Although Mederson had the financial resources to move successfully from Texas to Wisconsin in around six months, she recognized that others might not have the opportunity to do the same.
“Often the people who have more money, while they're still suffering, are suffering less than people with fewer resources,” Mederson said. “What can we do to support both individuals and communities with less resources to find a way to move that they both can financially afford to do and that doesn't destroy their entire sense of community, of home?”
New administration changes demonstrate a ‘disregard for the rule of law’
Recent action by the Trump administration froze current infrastructure standards in place, meaning that buildings will no longer have to meet as stringent of climate resiliency requirements in order to receive federal funding.
Tai, whose research specializes in the consideration of scientific evidence in developing standards, said that this action might cause new developments to be less resilient to climate change, negatively affecting the housing market, office infrastructure and roads’ resistance to climate change effects such as flooding.
“To me, this new FEMA development is horrific, because it's basically saying we're not going to take into account the scientific information,” Tai said. “It puts the onus on the developer, if they want to have a resilient building, to develop their own.
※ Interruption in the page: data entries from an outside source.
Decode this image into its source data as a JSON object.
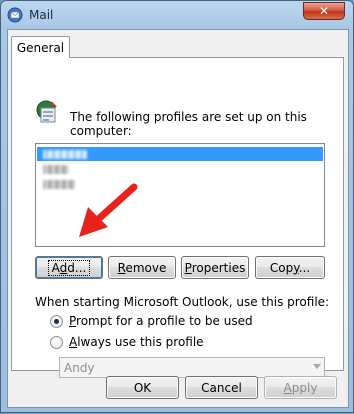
{
  "window": {
    "title": "Mail",
    "close_label": "✕"
  },
  "tabs": [
    {
      "label": "General"
    }
  ],
  "profiles": {
    "label": "The following profiles are set up on this computer:",
    "items": [
      {
        "state": "selected",
        "note": "redacted"
      },
      {
        "state": "normal",
        "note": "redacted"
      },
      {
        "state": "normal",
        "note": "redacted"
      }
    ]
  },
  "profile_buttons": {
    "add": {
      "pre": "A",
      "access": "d",
      "post": "d..."
    },
    "remove": {
      "pre": "",
      "access": "R",
      "post": "emove"
    },
    "properties": {
      "pre": "",
      "access": "P",
      "post": "roperties"
    },
    "copy": {
      "pre": "Cop",
      "access": "y",
      "post": "..."
    }
  },
  "startup": {
    "label": "When starting Microsoft Outlook, use this profile:",
    "option_prompt": {
      "access": "P",
      "rest": "rompt for a profile to be used",
      "checked": true
    },
    "option_always": {
      "access": "A",
      "rest": "lways use this profile",
      "checked": false
    },
    "profile_select_value": "Andy"
  },
  "footer": {
    "ok": "OK",
    "cancel": "Cancel",
    "apply": {
      "access": "A",
      "rest": "pply",
      "disabled": true
    }
  },
  "annotation": {
    "arrow_color": "#e8231b"
  },
  "colors": {
    "selection": "#3399ff",
    "close_button": "#c9452c"
  }
}
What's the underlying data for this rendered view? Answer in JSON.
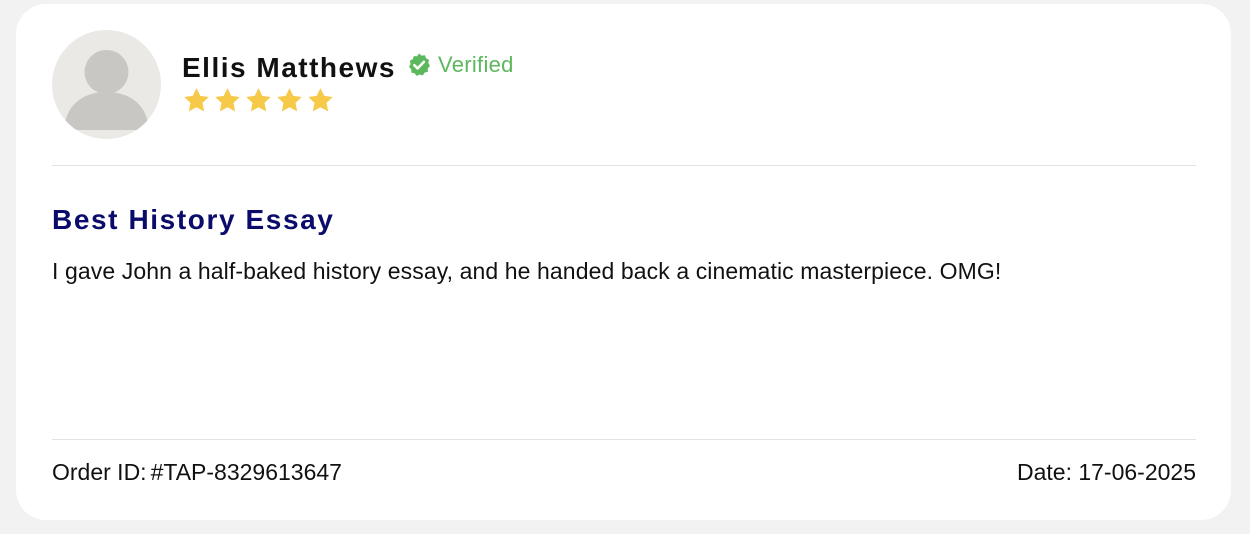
{
  "review": {
    "reviewer_name": "Ellis Matthews",
    "verified_label": "Verified",
    "rating": 5,
    "rating_max": 5,
    "title": "Best History Essay",
    "body": "I gave John a half-baked history essay, and he handed back a cinematic masterpiece. OMG!",
    "order_label": "Order ID:",
    "order_id": "#TAP-8329613647",
    "date_text": "Date: 17-06-2025"
  },
  "icons": {
    "avatar": "user-silhouette-icon",
    "verified": "verified-badge-icon",
    "star": "star-icon"
  },
  "colors": {
    "verified_green": "#5cb85c",
    "star_gold": "#f7c948",
    "title_navy": "#0b0b6b",
    "avatar_bg": "#ebe9e6",
    "avatar_figure": "#c9c7c4"
  }
}
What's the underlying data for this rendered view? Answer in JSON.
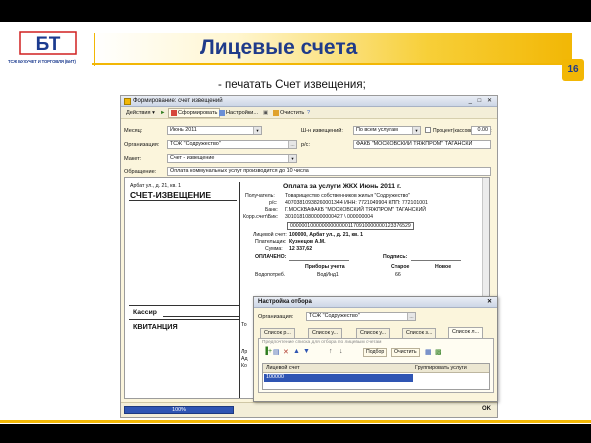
{
  "slide": {
    "logo_text": "БТ",
    "logo_caption": "ТСЖ БУХУЧЕТ И ТОРГОВЛЯ (БИТ)",
    "title": "Лицевые счета",
    "page_number": "16",
    "subtitle": "- печатать Счет извещения;"
  },
  "window": {
    "title": "Формирование: счет извещений",
    "toolbar": {
      "actions": "Действия",
      "generate": "Сформировать",
      "settings": "Настройки...",
      "clear": "Очистить"
    },
    "fields": {
      "month_label": "Месяц:",
      "month_value": "Июнь 2011",
      "barcode_label": "Ш-н извещений:",
      "barcode_value": "По всем услугам",
      "percent_label": "Процент(кассовый сбор):",
      "percent_value": "0.00",
      "org_label": "Организация:",
      "org_value": "ТСЖ \"Содружество\"",
      "account_label": "р/с:",
      "account_value": "ФАКБ \"МОСКОВСКИЙ ТЯЖПРОМ\" ТАГАНСКИ",
      "layout_label": "Макет:",
      "layout_value": "Счет - извещение",
      "notice_label": "Обращение:",
      "notice_value": "Оплата коммунальных услуг производится до 10 числа"
    },
    "document": {
      "address": "Арбат ул., д. 21, кв. 1",
      "form_title": "СЧЕТ-ИЗВЕЩЕНИЕ",
      "heading": "Оплата за услуги ЖКХ Июнь 2011 г.",
      "recipient_label": "Получатель:",
      "recipient_value": "Товарищество собственников жилья \"Содружество\"",
      "rs_label": "р/с:",
      "rs_value": "40703810938260001344  ИНН: 7721049904  КПП: 772101001",
      "bank_label": "Банк:",
      "bank_value": "Г.МОСКВАФАКБ \"МОСКОВСКИЙ ТЯЖПРОМ\" ТАГАНСКИЙ",
      "corr_label": "Корр.счет\\Бик:",
      "corr_value": "30101810800000000427 \\ 000000004",
      "code_line": "000000100000000000001170910000000123376529",
      "ls_label": "Лицевой счет:",
      "ls_value": "100000,  Арбат ул., д. 21, кв. 1",
      "payer_label": "Плательщик:",
      "payer_value": "Кузнецов А.М.",
      "sum_label": "Сумма:",
      "sum_value": "12 337,62",
      "paid_label": "ОПЛАЧЕНО:",
      "sign_label": "Подпись:",
      "meters_label": "Приборы учета",
      "old_label": "Старое",
      "new_label": "Новое",
      "water_label": "Водопотреб.",
      "water_meter": "ВодИнд1",
      "water_old": "66",
      "cashier_label": "Кассир",
      "receipt_label": "КВИТАНЦИЯ",
      "frag_to": "То",
      "frag_lines": [
        "Лр",
        "Ад",
        "Ко"
      ]
    },
    "status": {
      "progress_text": "100%",
      "progress_value": 1.0,
      "ok": "OK"
    }
  },
  "dialog": {
    "title": "Настройка отбора",
    "org_label": "Организация:",
    "org_value": "ТСЖ \"Содружество\"",
    "tabs": [
      "Список р...",
      "Список у...",
      "Список у...",
      "Список з...",
      "Список л..."
    ],
    "hint": "Предпочтение списка для отбора по лицевым счетам",
    "toolbar": {
      "selection": "Подбор",
      "clear": "Очистить"
    },
    "grid_headers": [
      "Лицевой счет",
      "Группировать услуги"
    ],
    "grid_rows": [
      "100000"
    ]
  }
}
That's a lot of resources they might not have. Rather than putting federal resources into it, [President Donald Trump's administration] is basically making it a more free-for-all kind of environment, and developers have incentives to cut costs on their buildings.”
Atapattu agreed that the new administration’s laws, both climate-related and refugee-related, pose humanitarian problems that will be difficult to repair.
“We are talking of an unprecedented situation where there seems to be a disregard for the rule of law, for the international obligations, frameworks and institutions in place,” Atapattu said. “So it's going to be a very sad situation for refugees and people who are fleeing violence, fleeing disasters.”